SHOCK SLAPS ME UPSIDE THE HEAD. For a moment, all I can do is gawk, slack-jawed and wide-eyed, at the tall, dark-haired figure in front of me.

I gasp, "Dax?"

Brookes didn't tell me that his best friend and my ex would be coming to this stupid Halloween party. I wasn't prepared to have my heart ripped to shreds tonight.

But it's him.

It's really him.

The one boy I've ever loved.

The only boy I've ever broken.

Dax's heated gaze is burning into me, so much so that I'm afraid his eyes might singe my skin. Or maybe he's trying to incinerate my hoodie. It's like he can't stand the sight of the sweatshirt on me. Because, technically, the sweatshirt isn't mine. It's his sweatshirt. Dax offered it to me one night, not so long ago, when I was shivering from the cold. The same night we drove out to Malibu and camped on a private beach. Under the stars. Next to the waves. Before everything went to shit between us. I never gave back his hoodie.

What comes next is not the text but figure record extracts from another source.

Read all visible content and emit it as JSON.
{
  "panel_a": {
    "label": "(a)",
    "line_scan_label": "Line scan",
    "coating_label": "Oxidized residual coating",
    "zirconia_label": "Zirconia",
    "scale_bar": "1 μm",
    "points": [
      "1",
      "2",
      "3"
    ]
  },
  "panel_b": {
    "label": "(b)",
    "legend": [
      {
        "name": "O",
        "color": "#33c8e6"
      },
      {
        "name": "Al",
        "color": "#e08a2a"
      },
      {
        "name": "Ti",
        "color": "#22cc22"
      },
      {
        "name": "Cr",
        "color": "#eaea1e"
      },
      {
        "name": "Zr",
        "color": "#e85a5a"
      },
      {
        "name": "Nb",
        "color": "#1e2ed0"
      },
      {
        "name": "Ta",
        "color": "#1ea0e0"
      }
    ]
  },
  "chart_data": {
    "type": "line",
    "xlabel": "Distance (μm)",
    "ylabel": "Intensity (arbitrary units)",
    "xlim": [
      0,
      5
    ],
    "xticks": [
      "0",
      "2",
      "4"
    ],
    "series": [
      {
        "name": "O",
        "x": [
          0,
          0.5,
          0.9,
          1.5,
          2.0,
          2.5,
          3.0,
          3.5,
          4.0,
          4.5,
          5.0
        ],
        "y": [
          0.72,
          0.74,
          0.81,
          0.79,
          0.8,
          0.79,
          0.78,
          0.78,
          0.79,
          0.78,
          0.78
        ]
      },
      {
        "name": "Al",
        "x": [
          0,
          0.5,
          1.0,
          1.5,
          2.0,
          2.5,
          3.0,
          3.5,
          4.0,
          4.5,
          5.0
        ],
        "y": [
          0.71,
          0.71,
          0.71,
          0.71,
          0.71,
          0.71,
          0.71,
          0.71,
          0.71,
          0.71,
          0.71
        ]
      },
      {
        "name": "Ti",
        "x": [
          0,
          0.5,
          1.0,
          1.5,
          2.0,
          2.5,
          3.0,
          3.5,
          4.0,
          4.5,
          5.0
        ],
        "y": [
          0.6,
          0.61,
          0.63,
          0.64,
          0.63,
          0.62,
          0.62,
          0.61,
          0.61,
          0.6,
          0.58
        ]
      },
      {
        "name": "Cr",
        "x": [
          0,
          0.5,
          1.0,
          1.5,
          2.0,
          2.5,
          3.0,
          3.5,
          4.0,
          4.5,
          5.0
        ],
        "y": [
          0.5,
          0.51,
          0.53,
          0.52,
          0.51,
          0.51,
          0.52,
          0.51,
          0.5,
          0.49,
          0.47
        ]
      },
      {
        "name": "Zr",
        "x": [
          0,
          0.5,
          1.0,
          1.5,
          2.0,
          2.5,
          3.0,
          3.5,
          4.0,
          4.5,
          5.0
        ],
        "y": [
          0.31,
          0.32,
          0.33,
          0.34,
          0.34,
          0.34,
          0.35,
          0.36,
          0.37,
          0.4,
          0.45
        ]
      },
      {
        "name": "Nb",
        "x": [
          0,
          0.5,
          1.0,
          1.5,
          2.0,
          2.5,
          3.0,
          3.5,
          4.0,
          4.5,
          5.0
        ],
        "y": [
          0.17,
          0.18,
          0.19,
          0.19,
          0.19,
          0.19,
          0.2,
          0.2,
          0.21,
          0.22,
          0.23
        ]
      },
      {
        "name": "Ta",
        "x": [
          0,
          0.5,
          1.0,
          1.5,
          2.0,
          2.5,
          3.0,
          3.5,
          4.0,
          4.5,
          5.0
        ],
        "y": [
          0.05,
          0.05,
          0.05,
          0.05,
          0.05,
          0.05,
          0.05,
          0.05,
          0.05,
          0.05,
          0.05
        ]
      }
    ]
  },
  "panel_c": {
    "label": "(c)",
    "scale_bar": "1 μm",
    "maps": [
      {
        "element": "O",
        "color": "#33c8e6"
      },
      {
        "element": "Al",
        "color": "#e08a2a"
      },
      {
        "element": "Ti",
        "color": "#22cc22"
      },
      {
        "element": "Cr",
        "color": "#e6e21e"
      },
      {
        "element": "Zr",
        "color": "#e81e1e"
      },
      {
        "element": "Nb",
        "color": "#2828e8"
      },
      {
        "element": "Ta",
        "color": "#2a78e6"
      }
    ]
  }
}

This worn, frayed, precious black hoodie is all I have left of us.

Judging from the pissed off scowl on his mouth, I'm certain Dax recognizes the damn thing, and the hatred in his eyes makes me want to crawl into a cave and disappear forever. I try to tear my gaze away from him and look elsewhere, but I'm frozen in place.

Why can't I stop looking at him?

God, he makes me weak.

Dax's dark hair is perfectly disheveled. Black. Like his soul. Unruly. Like his demons. Tonight his eyes seem lighter and bluer than I remembered. Or maybe it's the lighting playing tricks on me.

Frowning, my eyes sweep over the fresh cuts and bruises scattered across his face. Dax looks beautifully broken. Like he just got into another fight for all the right reasons. His abrasions appear to be as nasty as the ones on my face. Unlike him, though, only half of mine are real.

Trav's self-control has been slipping lately. He's not as careful as he used to be.

Right before the party, I applied some costume makeup next to my injuries to hide them in plain sight. Not even my family could tell the difference between my very real black eye, the very real gash on my lip, and the fake wounds. Brookes even complimented me on my "kickass zombie getup."

My brother's an idiot.

Long story short, I've become a zombie in more ways than one—deadened in mind, body, and soul—thanks to Trav. Everyone around us is still questioning my sanity, and Trav is doing everything he can to make me look crazier and crazier. I think he wants to make it seem like I'm too unstable to make any important financial or legal decisions on my own. So he can eventually have complete agency over me.